── Attaching core tidyverse packages ──────────────────────── tidyverse 2.0.0 ──
✔ dplyr 1.1.4 ✔ readr 2.1.5
✔ forcats 1.0.0 ✔ stringr 1.5.1
✔ ggplot2 3.5.2 ✔ tibble 3.2.1
✔ lubridate 1.9.4 ✔ tidyr 1.3.1
✔ purrr 1.0.4
── Conflicts ────────────────────────────────────────── tidyverse_conflicts() ──
✖ dplyr::filter() masks stats::filter()
✖ dplyr::lag() masks stats::lag()
ℹ Use the conflicted package (<http://conflicted.r-lib.org/>) to force all conflicts to become errors
The source for this dataset is the New York State Department of Conservation and the National Weather Service of 1973 for five months from May to September recorded daily.
p1 <- airquality |>ggplot(aes(x=Temp, fill=Month)) +geom_histogram(position="identity")+scale_fill_discrete(name ="Month", labels =c("May", "June","July", "August", "September")) +labs(x ="Monthly Temperatures from May - Sept", y ="Frequency of Temps",title ="Histogram of Monthly Temperatures from May - Sept, 1973",caption ="New York State Department of Conservation and the National Weather Service")
p1
`stat_bin()` using `bins = 30`. Pick better value with `binwidth`.
Plot 2: Improve the histogram of Average Temperature by Month
p2 <- airquality |>ggplot(aes(x=Temp, fill=Month)) +geom_histogram(position="identity", alpha=0.5, binwidth =5, color ="white")+scale_fill_discrete(name ="Month", labels =c("May", "June","July", "August", "September")) +labs(x ="Monthly Temperatures from May - Sept", y ="Frequency of Temps",title ="Histogram of Monthly Temperatures from May - Sept, 1973",caption ="New York State Department of Conservation and the National Weather Service")
p2
Plot 3: Create side-by-side boxplots categorized by Month
p3 <- airquality |>ggplot(aes(Month, Temp, fill = Month)) +labs(x ="Months from May through September", y ="Temperatures", title ="Side-by-Side Boxplot of Monthly Temperatures",caption ="New York State Department of Conservation and the National Weather Service") +geom_boxplot() +scale_fill_discrete(name ="Month", labels =c("May", "June","July", "August", "September"))
p3
Plot 4: Side by Side Boxplots in Gray Scale
p4 <- airquality |>ggplot(aes(Month, Temp, fill = Month)) +labs(x ="Monthly Temperatures", y ="Temperatures", title ="Side-by-Side Boxplot of Monthly Temperatures",caption ="New York State Department of Conservation and the National Weather Service") +geom_boxplot()+scale_fill_grey(name ="Month", labels =c("May", "June","July", "August", "September"))
p4
Plot 5
library(tidyverse)
ggplot(airquality,aes(x=Ozone))+geom_histogram(binwidth =10,fill="purple", color="white")+labs(title ="Histogram of Ozone Levels", x="Ozone Levels", y="Frequncy")

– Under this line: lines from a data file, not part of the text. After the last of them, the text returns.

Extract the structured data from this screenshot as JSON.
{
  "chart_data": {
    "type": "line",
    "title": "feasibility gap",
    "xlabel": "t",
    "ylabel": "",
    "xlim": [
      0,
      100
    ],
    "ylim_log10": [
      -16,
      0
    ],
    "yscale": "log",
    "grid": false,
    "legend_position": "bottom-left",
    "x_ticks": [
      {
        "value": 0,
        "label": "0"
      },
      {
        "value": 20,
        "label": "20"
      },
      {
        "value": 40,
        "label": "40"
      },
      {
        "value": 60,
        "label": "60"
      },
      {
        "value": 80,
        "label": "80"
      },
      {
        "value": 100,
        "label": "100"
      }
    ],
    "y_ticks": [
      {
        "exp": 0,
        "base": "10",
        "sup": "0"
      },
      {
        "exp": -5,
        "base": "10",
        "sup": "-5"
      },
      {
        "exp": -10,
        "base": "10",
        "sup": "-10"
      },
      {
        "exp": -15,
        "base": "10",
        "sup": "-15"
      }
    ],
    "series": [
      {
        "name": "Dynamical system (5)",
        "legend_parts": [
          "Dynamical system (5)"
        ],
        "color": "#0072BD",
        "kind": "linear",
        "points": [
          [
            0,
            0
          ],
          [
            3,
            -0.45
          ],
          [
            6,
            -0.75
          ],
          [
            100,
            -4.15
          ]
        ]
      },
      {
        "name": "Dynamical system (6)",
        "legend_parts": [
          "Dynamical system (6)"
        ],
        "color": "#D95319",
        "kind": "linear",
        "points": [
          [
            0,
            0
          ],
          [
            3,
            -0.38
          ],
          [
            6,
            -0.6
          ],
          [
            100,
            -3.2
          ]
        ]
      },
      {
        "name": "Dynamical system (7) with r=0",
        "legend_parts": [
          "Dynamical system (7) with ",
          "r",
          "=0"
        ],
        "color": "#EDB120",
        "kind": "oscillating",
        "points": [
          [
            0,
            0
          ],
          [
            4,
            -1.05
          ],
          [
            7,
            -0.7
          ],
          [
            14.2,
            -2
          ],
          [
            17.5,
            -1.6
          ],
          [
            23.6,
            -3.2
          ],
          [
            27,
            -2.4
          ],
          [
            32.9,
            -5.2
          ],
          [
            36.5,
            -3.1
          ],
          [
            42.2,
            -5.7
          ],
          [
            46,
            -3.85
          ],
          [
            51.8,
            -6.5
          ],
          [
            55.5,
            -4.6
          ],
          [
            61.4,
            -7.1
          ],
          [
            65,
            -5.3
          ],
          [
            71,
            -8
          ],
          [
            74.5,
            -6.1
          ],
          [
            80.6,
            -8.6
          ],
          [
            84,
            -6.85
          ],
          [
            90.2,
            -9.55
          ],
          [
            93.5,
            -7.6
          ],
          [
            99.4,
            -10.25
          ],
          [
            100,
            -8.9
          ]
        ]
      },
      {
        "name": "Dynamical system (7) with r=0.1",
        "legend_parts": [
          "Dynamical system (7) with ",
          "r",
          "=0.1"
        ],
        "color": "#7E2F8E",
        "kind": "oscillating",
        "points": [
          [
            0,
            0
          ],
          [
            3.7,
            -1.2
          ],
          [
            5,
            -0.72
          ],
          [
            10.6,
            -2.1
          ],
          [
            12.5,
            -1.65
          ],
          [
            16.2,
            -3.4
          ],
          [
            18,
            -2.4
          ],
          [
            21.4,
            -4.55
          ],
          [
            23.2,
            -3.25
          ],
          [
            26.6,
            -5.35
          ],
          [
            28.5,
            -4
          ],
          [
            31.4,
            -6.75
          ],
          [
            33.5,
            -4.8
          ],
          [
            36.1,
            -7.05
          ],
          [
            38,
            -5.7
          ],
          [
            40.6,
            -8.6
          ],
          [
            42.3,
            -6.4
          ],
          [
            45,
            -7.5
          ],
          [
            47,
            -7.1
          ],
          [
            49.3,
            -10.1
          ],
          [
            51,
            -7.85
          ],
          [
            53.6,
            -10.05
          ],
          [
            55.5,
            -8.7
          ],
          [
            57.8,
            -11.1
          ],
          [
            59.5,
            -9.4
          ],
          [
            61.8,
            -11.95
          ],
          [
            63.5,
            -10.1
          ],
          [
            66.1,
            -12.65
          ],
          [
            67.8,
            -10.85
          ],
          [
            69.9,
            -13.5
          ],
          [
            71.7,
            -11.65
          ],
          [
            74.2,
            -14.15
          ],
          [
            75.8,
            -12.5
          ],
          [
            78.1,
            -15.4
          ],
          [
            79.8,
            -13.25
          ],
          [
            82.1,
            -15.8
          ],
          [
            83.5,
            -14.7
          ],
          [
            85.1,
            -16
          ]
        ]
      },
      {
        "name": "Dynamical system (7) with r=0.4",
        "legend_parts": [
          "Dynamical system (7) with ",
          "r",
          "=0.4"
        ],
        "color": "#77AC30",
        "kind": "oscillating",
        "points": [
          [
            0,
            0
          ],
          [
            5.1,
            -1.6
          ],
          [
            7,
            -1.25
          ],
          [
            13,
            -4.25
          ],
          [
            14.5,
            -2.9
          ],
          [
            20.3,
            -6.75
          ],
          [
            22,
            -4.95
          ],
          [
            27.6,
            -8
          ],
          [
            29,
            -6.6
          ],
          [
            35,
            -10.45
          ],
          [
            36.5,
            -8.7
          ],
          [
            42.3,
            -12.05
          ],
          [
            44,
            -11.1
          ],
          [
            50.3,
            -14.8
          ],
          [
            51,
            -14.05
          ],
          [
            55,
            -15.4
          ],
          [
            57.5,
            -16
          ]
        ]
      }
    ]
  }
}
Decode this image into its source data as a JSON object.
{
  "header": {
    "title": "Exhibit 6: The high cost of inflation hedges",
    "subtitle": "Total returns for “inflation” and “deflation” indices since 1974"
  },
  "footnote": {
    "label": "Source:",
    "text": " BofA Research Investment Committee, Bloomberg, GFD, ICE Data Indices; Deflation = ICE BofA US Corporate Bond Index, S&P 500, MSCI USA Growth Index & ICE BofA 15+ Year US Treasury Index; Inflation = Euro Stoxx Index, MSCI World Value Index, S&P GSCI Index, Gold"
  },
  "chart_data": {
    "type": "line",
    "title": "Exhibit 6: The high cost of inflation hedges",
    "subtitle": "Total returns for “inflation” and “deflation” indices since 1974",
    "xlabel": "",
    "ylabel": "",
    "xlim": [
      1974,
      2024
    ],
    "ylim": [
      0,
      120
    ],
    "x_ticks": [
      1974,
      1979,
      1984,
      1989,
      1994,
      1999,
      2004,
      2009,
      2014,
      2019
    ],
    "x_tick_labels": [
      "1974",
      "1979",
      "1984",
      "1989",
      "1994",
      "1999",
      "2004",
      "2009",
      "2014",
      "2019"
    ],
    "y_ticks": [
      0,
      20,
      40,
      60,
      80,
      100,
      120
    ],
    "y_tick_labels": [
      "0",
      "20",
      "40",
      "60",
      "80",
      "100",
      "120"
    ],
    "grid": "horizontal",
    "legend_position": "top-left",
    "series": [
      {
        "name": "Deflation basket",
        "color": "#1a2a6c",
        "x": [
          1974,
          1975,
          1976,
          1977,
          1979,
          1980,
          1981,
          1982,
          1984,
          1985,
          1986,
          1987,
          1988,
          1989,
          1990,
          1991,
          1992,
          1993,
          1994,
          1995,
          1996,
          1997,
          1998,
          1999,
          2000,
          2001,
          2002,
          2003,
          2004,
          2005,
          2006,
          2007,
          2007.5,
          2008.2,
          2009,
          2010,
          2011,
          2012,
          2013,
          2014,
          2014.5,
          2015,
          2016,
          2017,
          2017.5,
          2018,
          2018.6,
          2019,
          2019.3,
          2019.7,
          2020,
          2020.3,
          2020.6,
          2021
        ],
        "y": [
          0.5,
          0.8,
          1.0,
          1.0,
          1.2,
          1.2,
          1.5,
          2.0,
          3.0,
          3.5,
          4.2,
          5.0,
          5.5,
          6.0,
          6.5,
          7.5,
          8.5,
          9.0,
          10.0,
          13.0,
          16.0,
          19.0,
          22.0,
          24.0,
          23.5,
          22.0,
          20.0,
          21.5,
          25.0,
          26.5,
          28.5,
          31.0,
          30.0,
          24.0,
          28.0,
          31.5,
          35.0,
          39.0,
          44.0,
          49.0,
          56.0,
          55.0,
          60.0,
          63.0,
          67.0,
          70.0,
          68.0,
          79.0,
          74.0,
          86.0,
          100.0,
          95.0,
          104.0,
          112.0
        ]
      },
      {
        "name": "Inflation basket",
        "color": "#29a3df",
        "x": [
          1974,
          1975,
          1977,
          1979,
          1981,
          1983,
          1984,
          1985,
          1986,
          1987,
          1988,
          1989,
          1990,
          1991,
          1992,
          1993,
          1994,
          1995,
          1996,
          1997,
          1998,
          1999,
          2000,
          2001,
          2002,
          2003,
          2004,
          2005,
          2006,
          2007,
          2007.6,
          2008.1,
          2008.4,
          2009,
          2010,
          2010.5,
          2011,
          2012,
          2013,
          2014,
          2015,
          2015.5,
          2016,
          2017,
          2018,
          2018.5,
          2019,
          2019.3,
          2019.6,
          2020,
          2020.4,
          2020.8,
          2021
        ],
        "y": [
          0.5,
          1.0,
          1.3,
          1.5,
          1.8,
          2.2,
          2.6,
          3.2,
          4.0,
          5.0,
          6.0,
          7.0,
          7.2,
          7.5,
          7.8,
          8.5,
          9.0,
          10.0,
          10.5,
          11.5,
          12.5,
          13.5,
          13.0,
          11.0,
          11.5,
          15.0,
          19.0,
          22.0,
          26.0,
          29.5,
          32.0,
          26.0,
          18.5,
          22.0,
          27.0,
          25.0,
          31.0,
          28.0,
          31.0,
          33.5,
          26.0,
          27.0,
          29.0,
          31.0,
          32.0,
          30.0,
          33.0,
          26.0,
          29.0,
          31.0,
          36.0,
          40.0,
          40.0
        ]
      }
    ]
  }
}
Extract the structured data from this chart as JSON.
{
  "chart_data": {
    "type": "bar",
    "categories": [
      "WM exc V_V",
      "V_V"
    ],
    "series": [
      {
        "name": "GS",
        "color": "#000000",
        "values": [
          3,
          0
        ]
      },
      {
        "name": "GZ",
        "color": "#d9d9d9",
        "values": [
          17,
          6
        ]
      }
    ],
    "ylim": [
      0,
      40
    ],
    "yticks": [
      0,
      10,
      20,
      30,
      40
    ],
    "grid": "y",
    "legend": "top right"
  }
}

Warning: Removed 37 rows containing non-finite outside the scale range
(`stat_bin()`).
Brief Essay
The histogram graph shows that most ozone levels fall within the range of 0-50, with the highest frequency observed between 0 and 25. This suggests that lower ozone levels were commonly observed during this period. As the ozone level increases, the frequency appears to decline, with only a few occurrences in the 75-100 range and very rare cases above 100. There is only one instance where the ozone level exceeds 150, reinforcing the idea that extreme ozone concentrations were infrequent during the recorded months. The distribution appears to be skewed to the right, indicating that while that most ozone levels fall in the lower range, there were fewer occurrences of higher levels.
#Code Elements I used, col = “blue” to make the visualization clearer.Fill = “white” to set the border color of the bars.Tittle= “Ozone Concentration Histogram” to set the main title.xlab = “Ozone Level” to label the x-axis.ylab = “Frequency” to label the y-axis.